Saturday, August 6, 2011

Tingkatan Orang yang Berpuasa

Alhamdulillah, setelah sekian lama vakum dari dunia tulis-menulis (???), malam ini, saya bisa menyempatkan diri untuk berbagi sedikit ilmu. Selama dua minggu kemarin berkutat dengan Ujian Akhir Semester sehingga--sepertinya--tidak punya waktu yang cukup untuk menuangkan ide-ide yang sudah hampir tumpah dari otak. Banyak ide yang sudah menumpuk, minta untuk segera dikeluarkan. Tetapi, karena alasan tadi, tak mungkin diprioritaskan.

Ujian semester memang menjadi faktor utama "penghambat" kegiatan lain. Misalnya, organisasi menjadi agak terbengkalai, jarang menonton TV, lebih sedikit main, dan masih banyak yang lainnya. Ujian dianggap sebagai alasan yang tepat untuk menghindari sesuatu yang tidak diminati. Namun, tidak demikian untuk hal yang sangat digandrungi, ujian di-nomordua-kan. Padahal, sejatinya, kalau memang sudah mempersiapkan ujian jauh-jauh hari sebelumnya, tidak akan ada masalah yang berarti. Akan tetapi, karena mungkin terlena dengan waktu yang lebih "berharga" daripada untuk belajar, alhasil, persiapan ujian hanya--cukup--dengan satu malam.

Baik, saya tidak akan berpanjang kata lagi mengungkit masalah ujian karena saya sendiri juga sudah bosan. (:-)). Saya akan berbagi sedikit ilmu dari salah seorang ustadz yang mengisi kultum sebelum sholat tarawih tadi. Apa itu? Cekidot!

Tingkatan Orang yang Berpuasa

Namun sebelum melangkah lebih jauh lagi tentang tingkatan orang yang berpuasa, ada beberapa pertanyaan yang harus dijawab. Selama lima hari di bulan puasa, apakah ada yang "bolong"? Berapa juz yang telah dibaca? Berapa kali melakukan sholat sunnah (Dhuha dan Tahajud)? Apa yang dilakukan ketika siang hari?
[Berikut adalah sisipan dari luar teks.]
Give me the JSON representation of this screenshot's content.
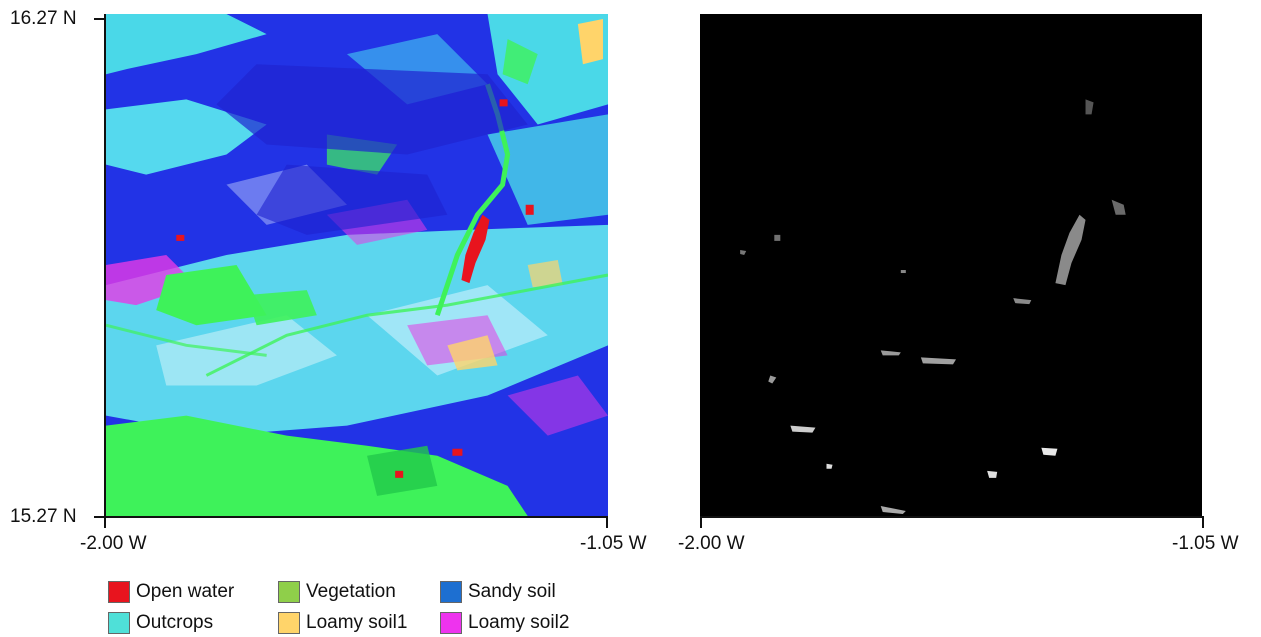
{
  "left_map": {
    "lat_top": "16.27 N",
    "lat_bottom": "15.27 N",
    "lon_left": "-2.00 W",
    "lon_right": "-1.05 W"
  },
  "right_map": {
    "lon_left": "-2.00 W",
    "lon_right": "-1.05 W"
  },
  "legend": {
    "items": [
      {
        "label": "Open water",
        "color": "#e8141e"
      },
      {
        "label": "Vegetation",
        "color": "#8fcf4a"
      },
      {
        "label": "Sandy soil",
        "color": "#1d6fd1"
      },
      {
        "label": "Outcrops",
        "color": "#4fe0d8"
      },
      {
        "label": "Loamy soil1",
        "color": "#ffd46a"
      },
      {
        "label": "Loamy soil2",
        "color": "#ee33ee"
      }
    ]
  }
}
Cukup dijawab di dalam hati saja.

Orang berpuasa, tidak hanya menahan haus dan lapar saja, tetapi juga menjaga anggota tubuh kita dari segala yang dilarang selama berpuasa. Kalau mungkin puasa hanya sekadar menahan diri dari makan dan minum, saya yakin semua orang bisa melakukannya. Namun, lebih jauh lagi, akan sangat sulit ditemui, orang-orang yang mampu menjaga hal-hal yang membatalkan pahala puasa. Bukan membatalkan puasa.
Hal-hal yang membatalkan puasa ada lima hal, yaitu:
1. Al kidzba (Berdusta)
2. Ghibah (membicarakan orang lain)
3. Namimah (adu domba)
4. Sumpah palsu
5. Tidak bisa menjaga panca indera dari hal-hal yang mengundang syahwat

Nah, ketika kelima hal tadi dilakukan, maka hanya lapar dan dahaga yang didapat dari puasanya. Tidak lebih.

Ketika seseorang hanya mendapatkan lapar dan dahaga dari puasanya, itu merupakan tingkatan pertama, tingkatan paling rendah orang yang berpuasa. Atau disebut shoum al awwam, Puasa orang awam.
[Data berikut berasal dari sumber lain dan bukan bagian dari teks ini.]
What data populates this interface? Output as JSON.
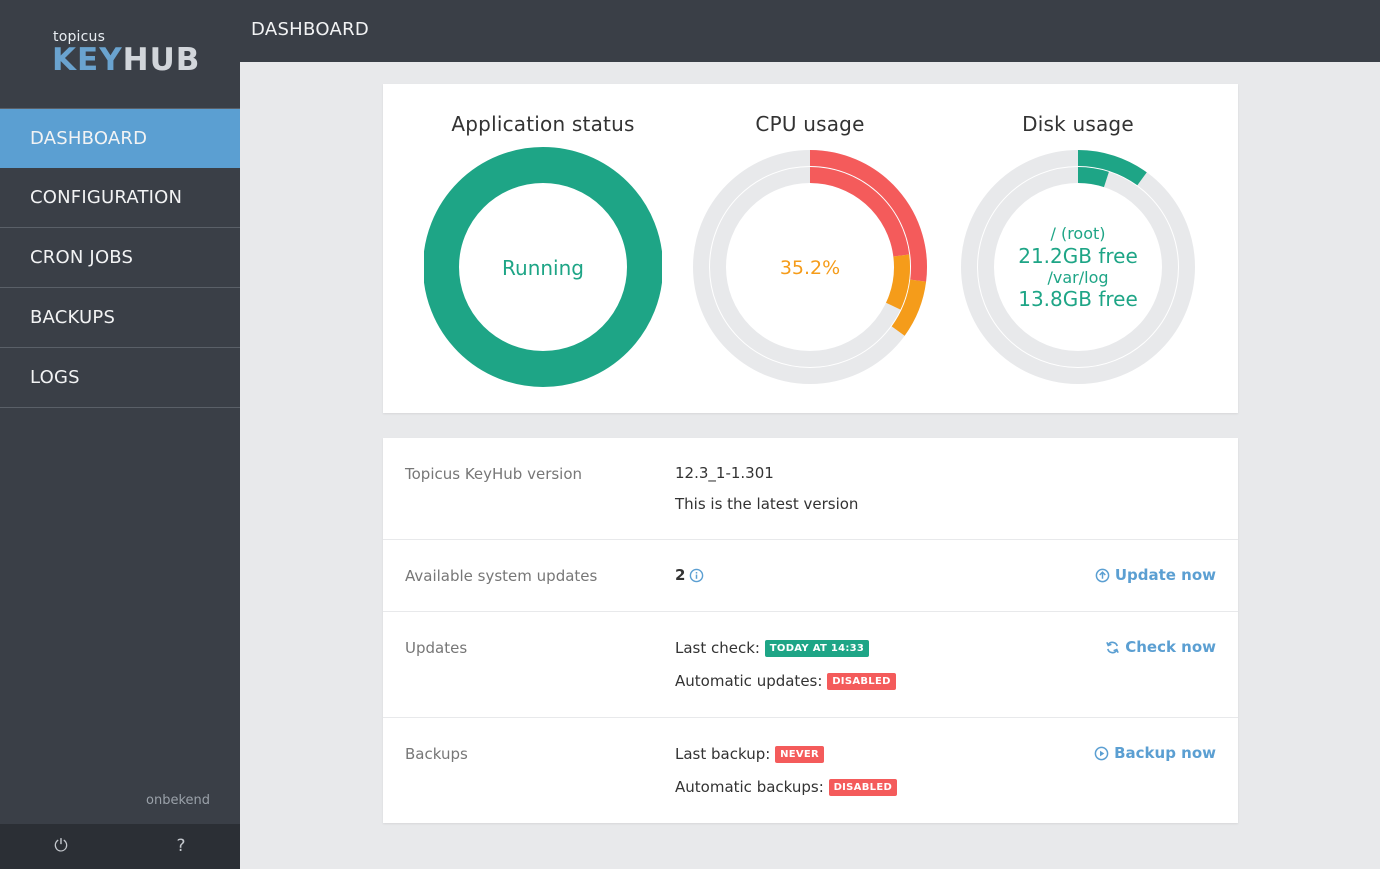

Tingkatan yang berikutnya adalah shoum al khuswa, puasa orang khusus. Artinya, selain menahan lapar dan dahaga, juga menjaga diri dari kelima hal yang membatalkan pahala puasa serta menjaga panca indera dari perbuatan yang tidak baik. Jadi, semua anggota tubuhnya berpuasa.

Tingkatan yang terakhir adalah shoum al khuswa fii al khuswa, puasa yang khusus dan lebih khusus lagi. Tingkatan ini sangat berat untuk dijalankan ataupun didapatkan. Hanya al anbiya', para shohabat dan waliyullah. Namun, jangan berkecil hati. Ketika kita punya tekad yang kuat untuk mencapai tingkatan ini dan Allah menghendakinya, bukan tidak mungkin kita akan menggapai hal tersebut. Mengapa begitu berat? Karena, selain menahan lapar dan dahaga serta menjaga anggota tubuh untuk berpuasa, pada tingkatan ini lebih dari itu. Ketika kita memikirkan, "nanti buka puasa, menunya apa?", itu pun tidak boleh. Tidak memikirkan hal-hal sepele yang tidak ada sangkut pautnya dengan ibadah puasa. Jadi, memang betul-betul beribadah untuk Allah swt.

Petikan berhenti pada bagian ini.